Voorop stelt de kinderrechter van oordeel te zijn dat [minderjarige] in zijn videoboodschap monter en helder heeft kunnen maken waarom hij op grond van zijn geloofsovertuiging weigert bloed(producten) tot zich te nemen. Daarmee is nog niet de vraag beantwoord of [minderjarige] volledig oordeelsbekwaam is. Immers een jeugdige in de leeftijd van [minderjarige] bevindt zich in het stadium van psychologische ontwikkeling die leeftijdsadeqaat is, hetgeen inhoudt dat hij nog niet in staat is om zichzelf geheel los te zien van zijn ouders, het ouderlijk huis en zijn geloofsgemeenschap. Met andere woorden [minderjarige] vertoont een zodanig grote loyaliteit ten opzichte van zijn ouders en de, in het gezin waarvan hij deel uitmaakt aangehangen, godsdienstige overtuiging dat hij niet goed in staat geacht kan worden zijn eigen gedachten te scheiden van die van anderen. Het onvermogen tot relativeren, abstraheren en langetermijndenken speelt op nu het puberbrein nog in aanbouw is en de adolescentie, die — volgens gangbare wetenschappelijke inzichten — tot zeker na het twintigste jaar doorloopt, vooral slaat op de ontwikkeling van de hersenen. Gevolg hiervan is, zo stellen de behandelend psychiaters van [minderjarige] vast, dat in dit stadium van psychologische ontwikkeling de minderjarige nog steeds verminderd oordeelsbekwaam is ten opzichte van volwassenen die de fase van puberteit en adolescentie volledig hebben doorlopen en een individuele identiteit hebben ontwikkeld.

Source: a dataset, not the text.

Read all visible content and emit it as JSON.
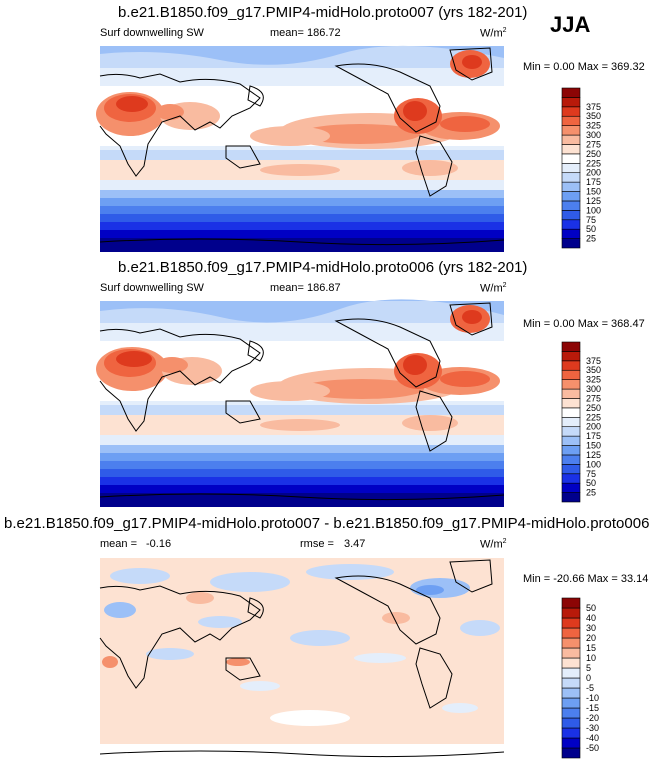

De kinderrechter is van oordeel dat in de situatie waarin [minderjarige] thans verkeert sprake is van verminderde oordeelsbekwaamheid. Immers is er in deze sprake van een kwestie van leven of dood, waarbij [minderjarige] voorts klem lijkt te zitten tussen het vooruitzicht op verder leven en het voldoen aan een in zijn ogen goddelijke leefregel. Om die reden zal de kinderrechter de eerder genoemde beschikking bekrachtigen.
Niet onvermeld mag blijven dat de minderjarige inmiddels met zijn behandeling begonnen is en aangegeven heeft beslist geen doodswens te hebben en dat de ouders ter zitting aangegeven hebben dat zij hun kind niet zullen verstoten als er tijdens het verloop van het ziekteproces onvrijwillig tot het toedienen van bloed(producten) overgegaan zou worden. Voorts heeft de raadsman ter zitting aangegeven dat in geval van onvrijwillige toediening van bloed(producten) de band tussen [minderjarige] en God weer goed kan komen, zodat ook niet gevreesd hoeft te worden voor de psychische gemoedstoestand van [minderjarige] in de toekomst.

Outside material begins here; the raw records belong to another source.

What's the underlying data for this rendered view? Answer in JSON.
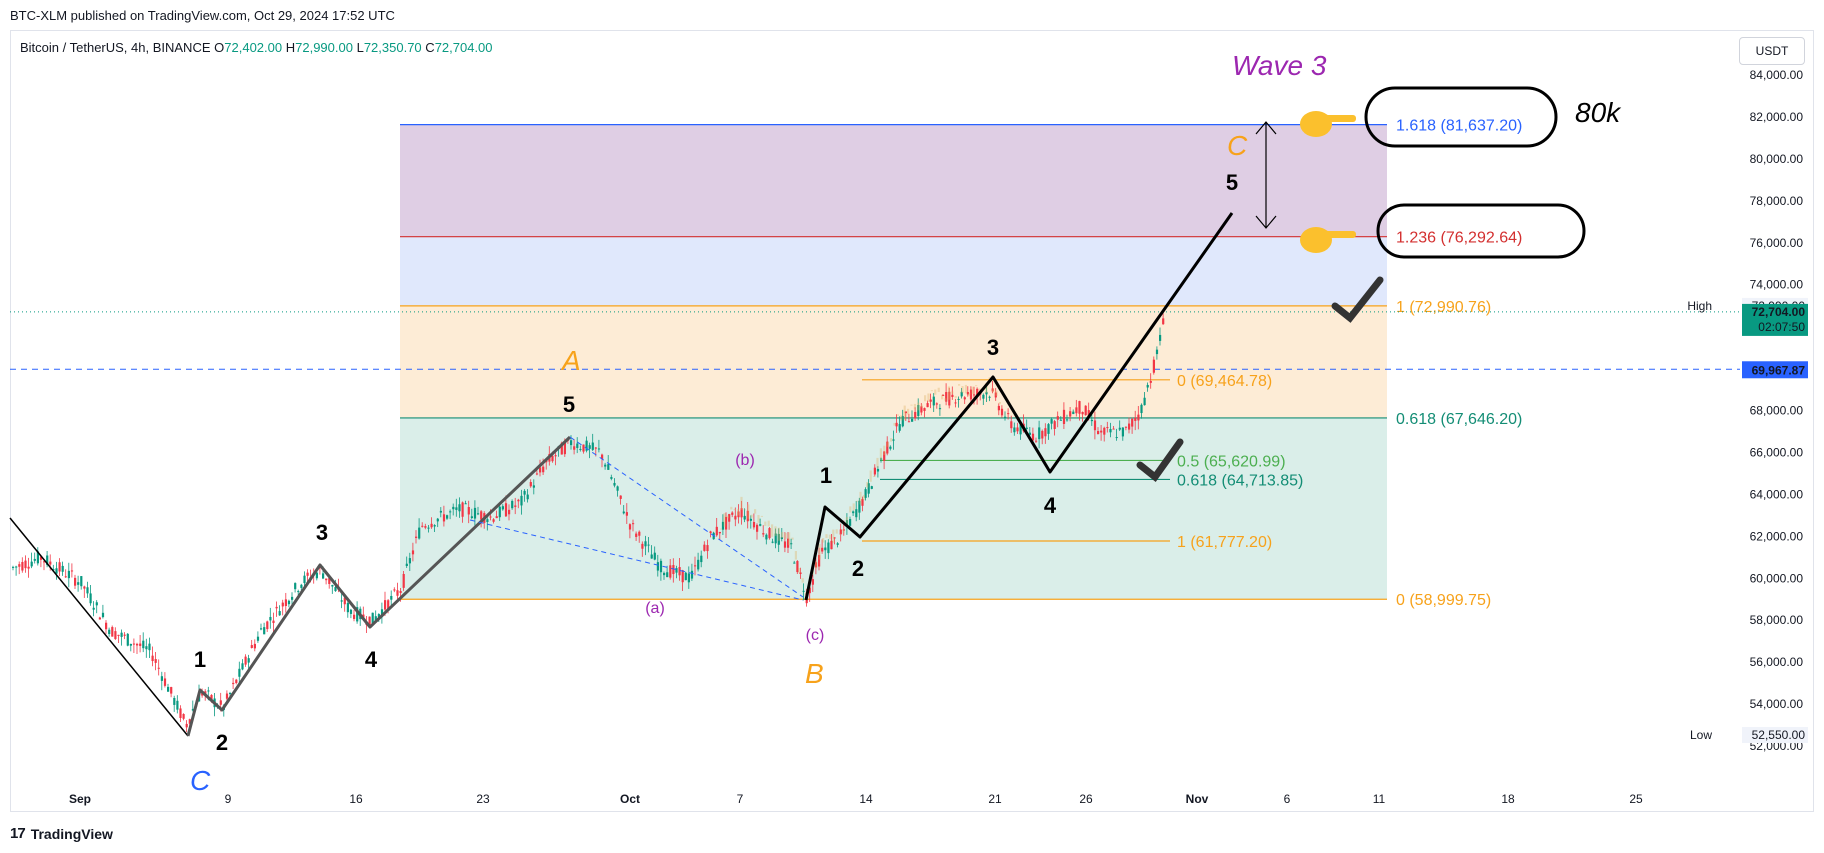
{
  "header": {
    "published": "BTC-XLM published on TradingView.com, Oct 29, 2024 17:52 UTC",
    "symbol": "Bitcoin / TetherUS, 4h, BINANCE",
    "o_label": "O",
    "o_value": "72,402.00",
    "h_label": "H",
    "h_value": "72,990.00",
    "l_label": "L",
    "l_value": "72,350.70",
    "c_label": "C",
    "c_value": "72,704.00",
    "currency_button": "USDT"
  },
  "footer": {
    "brand": "TradingView",
    "logo_mark": "17"
  },
  "chart_data": {
    "type": "candlestick",
    "symbol": "BTCUSDT",
    "interval": "4h",
    "ylim": [
      51000,
      84000
    ],
    "y_ticks": [
      "52,000.00",
      "54,000.00",
      "56,000.00",
      "58,000.00",
      "60,000.00",
      "62,000.00",
      "64,000.00",
      "66,000.00",
      "68,000.00",
      "70,000.00",
      "72,000.00",
      "74,000.00",
      "76,000.00",
      "78,000.00",
      "80,000.00",
      "82,000.00",
      "84,000.00"
    ],
    "x_ticks": [
      "Sep",
      "9",
      "16",
      "23",
      "Oct",
      "7",
      "14",
      "21",
      "26",
      "Nov",
      "6",
      "11",
      "18",
      "25"
    ],
    "price_labels": {
      "high_label": "High",
      "high_value": "72,990.00",
      "last_value": "72,704.00",
      "countdown": "02:07:50",
      "line_value": "69,967.87",
      "low_label": "Low",
      "low_value": "52,550.00"
    },
    "fib_levels": [
      {
        "label": "1.618 (81,637.20)",
        "price": 81637.2,
        "color": "#2962ff"
      },
      {
        "label": "1.236 (76,292.64)",
        "price": 76292.64,
        "color": "#d32f2f"
      },
      {
        "label": "1 (72,990.76)",
        "price": 72990.76,
        "color": "#f7a21b"
      },
      {
        "label": "0.618 (67,646.20)",
        "price": 67646.2,
        "color": "#138d75"
      },
      {
        "label": "0 (58,999.75)",
        "price": 58999.75,
        "color": "#f7a21b"
      }
    ],
    "inner_fib_levels": [
      {
        "label": "0 (69,464.78)",
        "price": 69464.78,
        "color": "#f7a21b"
      },
      {
        "label": "0.5 (65,620.99)",
        "price": 65620.99,
        "color": "#4caf50"
      },
      {
        "label": "0.618 (64,713.85)",
        "price": 64713.85,
        "color": "#138d75"
      },
      {
        "label": "1 (61,777.20)",
        "price": 61777.2,
        "color": "#f7a21b"
      }
    ],
    "annotations": {
      "wave3": "Wave 3",
      "target": "80k",
      "A": "A",
      "B": "B",
      "C_main": "C",
      "C_early": "C",
      "sub_a": "(a)",
      "sub_b": "(b)",
      "sub_c": "(c)",
      "w1": "1",
      "w2": "2",
      "w3": "3",
      "w4": "4",
      "w5": "5",
      "i1": "1",
      "i2": "2",
      "i3": "3",
      "i4": "4",
      "i5": "5",
      "p5": "5"
    }
  }
}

Mitsdien wordt als volgt beslist.
Beslissing:
De kinderrechter:
- —
handhaaft de beslissingen van 26 februari 2010, neergelegd in de beschikkingen van 1 maart 2010, gecorrigeerd bij beschikking van 2 maart 2010;
- —
verklaart deze beschikking uitvoerbaar bij voorraad.
Deze beschikking is gegeven door mr. A.C. Enkelaar, kinderrechter, en in het openbaar uitgesproken ter terechtzitting van 12 maart 2010, in tegenwoordigheid van mr. A.J. Hoenderdaal, griffier.